Hypercalcemia inhibits the rapid stimulatory effect on calcium transport in perfused duodena from normal chicks mediated in vitro by 1,25-dihydroxyvitamin D3.

We have previously reported that vascular perfusion of normal vitamin D3-replete chick duodena with physiological amounts of 1,25-dihydroxyvitamin D3 [1,25-(OH)2D3] increases the movement of 45Ca2+ from the lumen to the venous effluent within 14 min under conditions of normal Ca2+ (0.9 mM) concentration in both the lumen and vascular perfusate. The present studies were designed to further explore details of this rapid 1,25-(OH)2D3 effect as a function of seco-steroid concentration and under conditions where the free Ca2+ concentrations in the perfusate were varied from 0.54-1.26 mM. Concentrations of 1,25-(OH)2D3 in the vascular perfusate ranging from 30-650 pM elicited an increasing stimulation of Ca transport, as judged by 45Ca levels in the venous effluent.

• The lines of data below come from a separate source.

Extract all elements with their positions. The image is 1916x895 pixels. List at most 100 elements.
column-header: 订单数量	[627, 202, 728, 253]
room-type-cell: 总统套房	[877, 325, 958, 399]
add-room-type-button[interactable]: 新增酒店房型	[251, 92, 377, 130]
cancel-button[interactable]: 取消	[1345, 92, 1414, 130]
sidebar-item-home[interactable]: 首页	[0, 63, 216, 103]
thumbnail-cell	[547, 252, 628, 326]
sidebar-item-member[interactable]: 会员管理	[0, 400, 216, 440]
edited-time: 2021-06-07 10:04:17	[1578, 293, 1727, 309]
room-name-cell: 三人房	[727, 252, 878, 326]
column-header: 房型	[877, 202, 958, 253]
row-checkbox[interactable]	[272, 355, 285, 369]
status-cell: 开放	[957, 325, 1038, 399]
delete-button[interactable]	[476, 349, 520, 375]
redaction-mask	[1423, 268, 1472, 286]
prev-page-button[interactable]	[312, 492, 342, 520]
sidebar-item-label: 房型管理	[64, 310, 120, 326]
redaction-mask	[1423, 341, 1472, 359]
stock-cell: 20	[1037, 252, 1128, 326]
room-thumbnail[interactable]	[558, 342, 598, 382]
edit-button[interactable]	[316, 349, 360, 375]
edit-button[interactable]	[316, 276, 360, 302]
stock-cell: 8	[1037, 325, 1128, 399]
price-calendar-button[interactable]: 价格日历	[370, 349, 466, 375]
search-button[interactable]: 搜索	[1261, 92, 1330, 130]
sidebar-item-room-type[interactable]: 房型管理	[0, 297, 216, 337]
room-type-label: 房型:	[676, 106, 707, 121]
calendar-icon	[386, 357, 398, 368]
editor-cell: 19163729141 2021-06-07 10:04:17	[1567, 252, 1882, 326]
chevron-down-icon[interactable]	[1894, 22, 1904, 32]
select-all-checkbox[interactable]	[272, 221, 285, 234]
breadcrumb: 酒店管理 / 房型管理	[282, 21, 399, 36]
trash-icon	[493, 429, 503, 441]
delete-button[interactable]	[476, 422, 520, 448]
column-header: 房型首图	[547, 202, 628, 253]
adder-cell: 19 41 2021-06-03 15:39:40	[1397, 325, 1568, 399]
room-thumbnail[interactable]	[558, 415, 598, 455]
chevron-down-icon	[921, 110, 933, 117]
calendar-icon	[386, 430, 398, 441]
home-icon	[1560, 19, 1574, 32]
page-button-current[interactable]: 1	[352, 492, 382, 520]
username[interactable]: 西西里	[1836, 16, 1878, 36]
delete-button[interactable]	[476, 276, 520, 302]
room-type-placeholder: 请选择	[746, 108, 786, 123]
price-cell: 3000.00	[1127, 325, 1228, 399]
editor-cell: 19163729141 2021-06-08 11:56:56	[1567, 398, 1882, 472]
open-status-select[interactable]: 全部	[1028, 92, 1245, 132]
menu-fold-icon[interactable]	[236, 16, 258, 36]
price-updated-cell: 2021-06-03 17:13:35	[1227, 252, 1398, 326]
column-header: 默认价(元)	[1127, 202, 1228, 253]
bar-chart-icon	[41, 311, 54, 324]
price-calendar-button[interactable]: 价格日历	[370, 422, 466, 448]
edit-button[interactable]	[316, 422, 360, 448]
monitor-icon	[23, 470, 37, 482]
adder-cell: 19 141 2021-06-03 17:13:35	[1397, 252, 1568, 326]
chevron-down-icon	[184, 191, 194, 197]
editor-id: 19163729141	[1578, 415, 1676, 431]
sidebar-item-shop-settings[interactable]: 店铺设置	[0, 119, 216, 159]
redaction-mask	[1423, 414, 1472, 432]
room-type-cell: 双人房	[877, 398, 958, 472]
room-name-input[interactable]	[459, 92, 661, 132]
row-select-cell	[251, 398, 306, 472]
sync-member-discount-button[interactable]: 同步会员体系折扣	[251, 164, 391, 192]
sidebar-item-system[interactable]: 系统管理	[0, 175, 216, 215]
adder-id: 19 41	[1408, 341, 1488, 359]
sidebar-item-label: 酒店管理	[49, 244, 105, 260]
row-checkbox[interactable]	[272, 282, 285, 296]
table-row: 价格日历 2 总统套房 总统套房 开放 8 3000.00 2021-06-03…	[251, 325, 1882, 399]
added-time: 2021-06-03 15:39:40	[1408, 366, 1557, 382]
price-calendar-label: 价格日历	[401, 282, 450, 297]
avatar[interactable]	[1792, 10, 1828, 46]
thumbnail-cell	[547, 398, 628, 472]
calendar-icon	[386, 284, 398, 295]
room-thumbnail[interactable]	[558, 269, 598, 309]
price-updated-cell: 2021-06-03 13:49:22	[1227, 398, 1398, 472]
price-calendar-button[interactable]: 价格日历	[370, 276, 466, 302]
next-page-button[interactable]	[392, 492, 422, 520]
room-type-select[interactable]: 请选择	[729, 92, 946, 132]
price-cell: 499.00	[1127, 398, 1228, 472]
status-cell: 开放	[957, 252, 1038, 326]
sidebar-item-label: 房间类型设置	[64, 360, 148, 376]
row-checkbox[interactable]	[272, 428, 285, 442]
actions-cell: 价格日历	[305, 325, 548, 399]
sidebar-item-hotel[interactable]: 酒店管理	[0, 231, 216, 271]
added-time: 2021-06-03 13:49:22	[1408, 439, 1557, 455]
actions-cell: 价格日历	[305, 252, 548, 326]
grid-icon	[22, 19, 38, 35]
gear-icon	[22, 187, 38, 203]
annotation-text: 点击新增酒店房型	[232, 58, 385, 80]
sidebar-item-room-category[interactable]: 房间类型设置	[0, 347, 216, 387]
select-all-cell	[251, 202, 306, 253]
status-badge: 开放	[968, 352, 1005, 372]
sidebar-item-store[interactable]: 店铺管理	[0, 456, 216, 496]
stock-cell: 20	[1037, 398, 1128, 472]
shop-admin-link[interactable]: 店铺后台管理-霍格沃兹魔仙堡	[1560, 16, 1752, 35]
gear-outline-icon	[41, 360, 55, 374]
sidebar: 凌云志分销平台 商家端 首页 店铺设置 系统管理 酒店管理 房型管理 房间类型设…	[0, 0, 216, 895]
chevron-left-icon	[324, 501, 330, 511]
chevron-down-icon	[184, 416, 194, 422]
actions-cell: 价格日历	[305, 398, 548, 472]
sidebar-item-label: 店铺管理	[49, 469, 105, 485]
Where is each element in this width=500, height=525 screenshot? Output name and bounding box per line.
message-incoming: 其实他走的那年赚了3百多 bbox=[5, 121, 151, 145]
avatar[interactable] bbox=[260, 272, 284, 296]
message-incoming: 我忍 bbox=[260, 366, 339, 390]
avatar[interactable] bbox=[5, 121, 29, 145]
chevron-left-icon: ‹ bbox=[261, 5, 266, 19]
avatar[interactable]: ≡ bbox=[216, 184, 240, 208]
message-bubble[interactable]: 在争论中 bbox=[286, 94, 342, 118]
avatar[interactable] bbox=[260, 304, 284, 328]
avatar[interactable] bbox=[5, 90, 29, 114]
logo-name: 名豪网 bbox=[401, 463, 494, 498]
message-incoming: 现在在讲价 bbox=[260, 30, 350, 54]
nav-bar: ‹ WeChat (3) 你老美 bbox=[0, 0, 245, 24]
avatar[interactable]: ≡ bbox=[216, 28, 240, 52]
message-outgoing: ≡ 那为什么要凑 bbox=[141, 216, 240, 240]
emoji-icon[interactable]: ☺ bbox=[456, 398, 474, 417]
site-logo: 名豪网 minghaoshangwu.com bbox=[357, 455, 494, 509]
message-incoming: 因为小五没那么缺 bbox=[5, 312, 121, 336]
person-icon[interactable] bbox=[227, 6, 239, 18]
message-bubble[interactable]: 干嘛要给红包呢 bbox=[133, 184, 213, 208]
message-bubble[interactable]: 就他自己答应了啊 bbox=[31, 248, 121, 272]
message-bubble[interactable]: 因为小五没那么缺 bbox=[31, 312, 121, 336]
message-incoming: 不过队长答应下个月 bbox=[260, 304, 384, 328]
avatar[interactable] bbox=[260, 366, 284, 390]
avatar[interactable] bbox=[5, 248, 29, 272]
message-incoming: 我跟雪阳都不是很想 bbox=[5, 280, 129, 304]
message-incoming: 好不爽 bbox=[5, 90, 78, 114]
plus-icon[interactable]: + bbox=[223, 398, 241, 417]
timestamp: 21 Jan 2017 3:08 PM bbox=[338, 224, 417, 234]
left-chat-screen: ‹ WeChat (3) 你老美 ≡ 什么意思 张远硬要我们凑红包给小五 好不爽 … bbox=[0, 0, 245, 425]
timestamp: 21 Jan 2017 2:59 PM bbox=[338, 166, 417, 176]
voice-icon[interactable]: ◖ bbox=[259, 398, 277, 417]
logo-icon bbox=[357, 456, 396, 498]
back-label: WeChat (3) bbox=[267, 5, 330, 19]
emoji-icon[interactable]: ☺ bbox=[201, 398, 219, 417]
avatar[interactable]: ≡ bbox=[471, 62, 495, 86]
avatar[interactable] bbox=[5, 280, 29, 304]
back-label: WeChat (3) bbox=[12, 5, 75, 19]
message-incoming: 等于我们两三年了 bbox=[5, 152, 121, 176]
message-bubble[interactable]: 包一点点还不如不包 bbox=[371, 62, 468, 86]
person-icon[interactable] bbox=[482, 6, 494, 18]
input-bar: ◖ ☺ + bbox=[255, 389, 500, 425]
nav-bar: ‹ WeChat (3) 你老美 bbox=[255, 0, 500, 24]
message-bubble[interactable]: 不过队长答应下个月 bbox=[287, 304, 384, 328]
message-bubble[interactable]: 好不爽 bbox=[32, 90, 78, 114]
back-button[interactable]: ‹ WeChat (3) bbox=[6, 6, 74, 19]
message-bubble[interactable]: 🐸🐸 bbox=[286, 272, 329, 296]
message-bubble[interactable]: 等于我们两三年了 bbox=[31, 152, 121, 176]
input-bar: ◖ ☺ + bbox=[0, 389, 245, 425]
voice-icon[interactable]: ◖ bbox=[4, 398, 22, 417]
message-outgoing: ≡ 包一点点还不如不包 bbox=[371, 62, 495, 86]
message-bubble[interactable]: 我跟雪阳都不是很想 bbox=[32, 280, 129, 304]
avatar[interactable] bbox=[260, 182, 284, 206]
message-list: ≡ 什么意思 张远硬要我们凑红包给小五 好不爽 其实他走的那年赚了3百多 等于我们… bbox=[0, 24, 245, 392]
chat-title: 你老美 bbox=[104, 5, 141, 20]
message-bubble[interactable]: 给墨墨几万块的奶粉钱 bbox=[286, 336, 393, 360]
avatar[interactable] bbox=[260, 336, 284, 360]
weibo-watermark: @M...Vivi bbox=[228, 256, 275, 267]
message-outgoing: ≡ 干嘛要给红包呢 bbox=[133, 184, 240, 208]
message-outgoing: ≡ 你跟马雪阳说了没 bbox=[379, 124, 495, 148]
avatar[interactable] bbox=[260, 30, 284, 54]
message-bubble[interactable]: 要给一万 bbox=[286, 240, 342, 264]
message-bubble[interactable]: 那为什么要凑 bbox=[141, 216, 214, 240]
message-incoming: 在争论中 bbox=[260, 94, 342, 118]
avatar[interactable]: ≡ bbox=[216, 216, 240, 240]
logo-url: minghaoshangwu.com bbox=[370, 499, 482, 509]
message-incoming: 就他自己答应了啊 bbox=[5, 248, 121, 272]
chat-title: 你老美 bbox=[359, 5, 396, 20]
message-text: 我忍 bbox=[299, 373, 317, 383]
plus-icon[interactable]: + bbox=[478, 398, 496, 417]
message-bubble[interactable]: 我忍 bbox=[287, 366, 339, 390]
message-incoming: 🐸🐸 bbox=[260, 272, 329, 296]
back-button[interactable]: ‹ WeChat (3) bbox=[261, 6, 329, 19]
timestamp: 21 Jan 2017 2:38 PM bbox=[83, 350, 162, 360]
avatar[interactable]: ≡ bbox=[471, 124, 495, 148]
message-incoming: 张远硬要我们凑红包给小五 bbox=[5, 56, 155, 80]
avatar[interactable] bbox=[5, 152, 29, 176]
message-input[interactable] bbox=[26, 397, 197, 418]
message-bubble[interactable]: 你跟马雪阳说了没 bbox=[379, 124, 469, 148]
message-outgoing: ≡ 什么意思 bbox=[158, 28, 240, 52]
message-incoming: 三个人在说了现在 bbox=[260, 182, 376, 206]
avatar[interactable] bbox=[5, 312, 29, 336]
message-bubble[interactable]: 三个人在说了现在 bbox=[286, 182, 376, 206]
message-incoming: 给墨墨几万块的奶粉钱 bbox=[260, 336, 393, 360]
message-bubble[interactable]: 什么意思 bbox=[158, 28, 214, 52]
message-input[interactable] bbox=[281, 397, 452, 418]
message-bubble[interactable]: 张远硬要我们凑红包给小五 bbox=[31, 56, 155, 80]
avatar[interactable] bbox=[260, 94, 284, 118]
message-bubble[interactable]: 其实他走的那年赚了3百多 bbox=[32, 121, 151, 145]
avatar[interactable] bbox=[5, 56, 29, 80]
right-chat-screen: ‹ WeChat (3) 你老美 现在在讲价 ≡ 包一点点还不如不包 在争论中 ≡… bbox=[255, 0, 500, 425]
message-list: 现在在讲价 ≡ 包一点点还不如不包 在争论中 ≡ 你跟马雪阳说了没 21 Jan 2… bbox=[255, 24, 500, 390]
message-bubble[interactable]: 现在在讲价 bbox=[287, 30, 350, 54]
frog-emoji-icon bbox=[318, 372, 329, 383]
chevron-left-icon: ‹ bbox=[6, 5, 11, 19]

At 0.98-6.5 nM 1,25-(OH)2D3, progressive inhibition of Ca transport was observed, yielding a biphasic dose-response curve. The optimal concentration of 650 pM 1,25-(OH)2D3 was used in subsequent experiments designed to study the effects of vascular Ca2+ levels on 45Ca transport mediated by the seco-steroid. The basal Ca2+ transport ratio, in the absence of 1,25-(OH)2D3, did not change when the divalent cation of the vascular perfusate was varied over the range 0.54-1.26 mM free calcium. However, the effect of 1,25-(OH)2D3 on 45Ca2+ transport was completely abolished in the group treated with 1.21 mM Ca2+ in the perfusate, but not in the groups treated with concentrations less than 1.17 mM Ca2+. These results suggest that the rapid intestinal calcium transport response to 1,25-(OH)2D3 may be modulated locally in part by the prevailing ionized Ca concentration of the vascular perfusate.